Eric
Tousaint’s study of the odious debt doctrine
by
Eric Toussaint
Part
14 - The USA’s motivations regarding the two repudiations (Cuba and
Costa Rica)
The United
States’ motivation in the two repudiations that have just been
analysed (Cuba in 1898 and Costa Rica in the 1920s) is clear: to
increase their influence and power in the region. Cuba was in a
strategic location for Washington; the rich island was just a stone’s
throw from the coast of the United States. With Puerto Rico, which
the United States had also taken from Spain in 1898, Cuba was the
last Spanish colony in the Americas.
As for Costa
Rica, it is part of Central America, which the United States
considers its own “back yard”. Until then, Britain had been the
dominant financial power in the entire region. The United States was
very pleased to oust a large British bank from the country and send a
warning to everyone else: other repudiations could take place, since
the British banks, like the French banks, had dirtied their hands in
highly irregular affairs that kept Latin American countries in debt.
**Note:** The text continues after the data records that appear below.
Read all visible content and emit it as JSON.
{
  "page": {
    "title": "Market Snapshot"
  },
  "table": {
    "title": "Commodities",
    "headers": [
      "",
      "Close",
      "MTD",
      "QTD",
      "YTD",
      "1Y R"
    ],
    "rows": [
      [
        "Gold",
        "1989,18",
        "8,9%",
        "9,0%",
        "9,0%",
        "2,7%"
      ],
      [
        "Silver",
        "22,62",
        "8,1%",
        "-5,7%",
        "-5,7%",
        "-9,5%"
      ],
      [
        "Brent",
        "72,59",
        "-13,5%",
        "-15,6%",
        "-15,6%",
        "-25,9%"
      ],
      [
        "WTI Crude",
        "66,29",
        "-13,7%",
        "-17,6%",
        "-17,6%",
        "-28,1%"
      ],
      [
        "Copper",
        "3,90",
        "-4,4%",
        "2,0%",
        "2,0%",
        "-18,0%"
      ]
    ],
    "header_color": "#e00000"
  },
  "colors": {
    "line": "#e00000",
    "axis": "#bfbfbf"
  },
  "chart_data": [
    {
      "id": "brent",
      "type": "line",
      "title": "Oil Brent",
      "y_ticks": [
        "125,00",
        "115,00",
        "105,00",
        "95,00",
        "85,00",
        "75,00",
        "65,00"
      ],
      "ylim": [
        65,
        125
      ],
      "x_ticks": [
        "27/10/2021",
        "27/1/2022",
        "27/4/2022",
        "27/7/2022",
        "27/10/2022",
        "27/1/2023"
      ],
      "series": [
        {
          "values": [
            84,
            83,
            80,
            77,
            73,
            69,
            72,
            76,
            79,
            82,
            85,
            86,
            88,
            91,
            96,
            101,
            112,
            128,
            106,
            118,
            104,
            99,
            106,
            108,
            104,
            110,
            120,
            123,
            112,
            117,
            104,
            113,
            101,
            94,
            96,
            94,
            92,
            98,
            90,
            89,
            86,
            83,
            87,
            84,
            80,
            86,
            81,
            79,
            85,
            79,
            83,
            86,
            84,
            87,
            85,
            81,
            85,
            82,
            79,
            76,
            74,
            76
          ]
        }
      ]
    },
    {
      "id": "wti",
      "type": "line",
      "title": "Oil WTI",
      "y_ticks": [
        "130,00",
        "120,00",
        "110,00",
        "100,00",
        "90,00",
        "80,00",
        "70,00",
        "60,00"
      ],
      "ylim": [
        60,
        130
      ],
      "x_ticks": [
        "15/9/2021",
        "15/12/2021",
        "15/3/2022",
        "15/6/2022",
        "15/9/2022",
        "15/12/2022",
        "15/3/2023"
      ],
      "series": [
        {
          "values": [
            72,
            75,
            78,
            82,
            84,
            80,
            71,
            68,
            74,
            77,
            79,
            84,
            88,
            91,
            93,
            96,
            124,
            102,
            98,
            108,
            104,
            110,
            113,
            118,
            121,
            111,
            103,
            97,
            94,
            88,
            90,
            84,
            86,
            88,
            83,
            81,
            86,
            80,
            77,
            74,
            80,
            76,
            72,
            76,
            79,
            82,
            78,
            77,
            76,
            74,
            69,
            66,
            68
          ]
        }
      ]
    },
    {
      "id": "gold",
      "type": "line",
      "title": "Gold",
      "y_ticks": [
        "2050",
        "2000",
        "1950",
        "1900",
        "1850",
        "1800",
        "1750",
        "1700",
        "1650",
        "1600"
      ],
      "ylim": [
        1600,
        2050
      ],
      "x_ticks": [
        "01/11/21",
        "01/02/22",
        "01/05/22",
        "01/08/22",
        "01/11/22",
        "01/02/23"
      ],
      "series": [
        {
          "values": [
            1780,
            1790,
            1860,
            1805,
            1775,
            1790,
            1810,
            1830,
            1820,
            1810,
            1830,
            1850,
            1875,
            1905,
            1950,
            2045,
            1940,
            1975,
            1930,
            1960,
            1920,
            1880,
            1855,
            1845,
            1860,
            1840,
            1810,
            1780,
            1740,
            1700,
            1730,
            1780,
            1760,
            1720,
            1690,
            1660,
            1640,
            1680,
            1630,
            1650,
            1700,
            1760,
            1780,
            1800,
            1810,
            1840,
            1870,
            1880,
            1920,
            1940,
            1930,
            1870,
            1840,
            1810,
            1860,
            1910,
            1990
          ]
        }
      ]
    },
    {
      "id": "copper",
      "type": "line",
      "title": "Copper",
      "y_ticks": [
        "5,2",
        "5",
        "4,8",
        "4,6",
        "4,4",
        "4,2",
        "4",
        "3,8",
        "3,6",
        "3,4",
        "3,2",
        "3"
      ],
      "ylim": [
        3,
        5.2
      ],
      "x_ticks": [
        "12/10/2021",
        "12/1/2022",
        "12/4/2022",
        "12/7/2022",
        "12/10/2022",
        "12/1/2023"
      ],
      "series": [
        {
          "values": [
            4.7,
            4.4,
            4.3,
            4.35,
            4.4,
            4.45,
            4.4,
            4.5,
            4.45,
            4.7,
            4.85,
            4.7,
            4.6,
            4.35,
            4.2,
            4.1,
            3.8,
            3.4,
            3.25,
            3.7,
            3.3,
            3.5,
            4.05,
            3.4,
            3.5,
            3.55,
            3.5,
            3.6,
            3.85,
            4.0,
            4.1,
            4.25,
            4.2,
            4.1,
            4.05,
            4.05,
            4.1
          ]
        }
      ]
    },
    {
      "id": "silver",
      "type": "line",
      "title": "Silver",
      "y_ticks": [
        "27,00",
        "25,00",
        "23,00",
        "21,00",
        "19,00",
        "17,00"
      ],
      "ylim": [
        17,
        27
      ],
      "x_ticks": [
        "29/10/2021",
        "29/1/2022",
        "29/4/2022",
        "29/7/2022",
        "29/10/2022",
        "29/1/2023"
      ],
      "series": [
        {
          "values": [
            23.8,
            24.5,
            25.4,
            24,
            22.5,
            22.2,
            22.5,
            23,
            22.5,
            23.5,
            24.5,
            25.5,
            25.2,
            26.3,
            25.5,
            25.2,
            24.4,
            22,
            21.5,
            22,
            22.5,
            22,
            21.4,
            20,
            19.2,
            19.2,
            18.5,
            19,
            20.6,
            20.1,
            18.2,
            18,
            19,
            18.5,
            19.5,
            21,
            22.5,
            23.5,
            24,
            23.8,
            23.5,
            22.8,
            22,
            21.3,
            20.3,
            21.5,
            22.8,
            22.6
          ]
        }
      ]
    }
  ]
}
And the US banks were chomping at the bit to take over that action
themselves.
In 1912,
Taft, then president of the United States, had said in a speech: “The
day is not far distant when three Stars and Stripes at three
equidistant points will mark our territory: one at the North Pole,
another at the Panama Canal, and the third at the South Pole. The
whole hemisphere will be ours in fact as, by virtue of our
superiority of race, it already is ours morally.”
President
Taft actively backed the extension of North American banks into Latin
America in general and Central America in particular. In December
1912, he declared before Congress: “[…] the Monroe doctrine is
more vital in the neighborhood of the Panama Canal and the zone of
the Caribbean than anywhere else. There, too, the maintenance of that
doctrine falls most heavily upon the United States. It is therefore
essential that the countries within that sphere shall be removed from
the jeopardy involved by heavy foreign debt and chaotic national
finances and from the ever-present danger of international
complications due to disorder at home. Hence the United States has
been glad to encourage and support American bankers who were willing
to lend a helping hand to the financial rehabilitation of such
countries […]”
Thus Taft’s
ruling in favour of Costa Rica was highly calculated. He refused to
support Costa Rica’s argument concerning the despotic and
unconstitutional nature of the Tinoco regime, whereas it would have
been easy to put that argument forward, since Washington and London
had both refused to recognize that regime. He chose other arguments.
He wanted
to avoid establishing a precedent based on the democratic or
non-democratic nature of a regime. He knew perfectly well that
Washington and US corporations were supporting dictators, and would
continue to support dictators in the future – not to mention
actively contributing to putting them in power.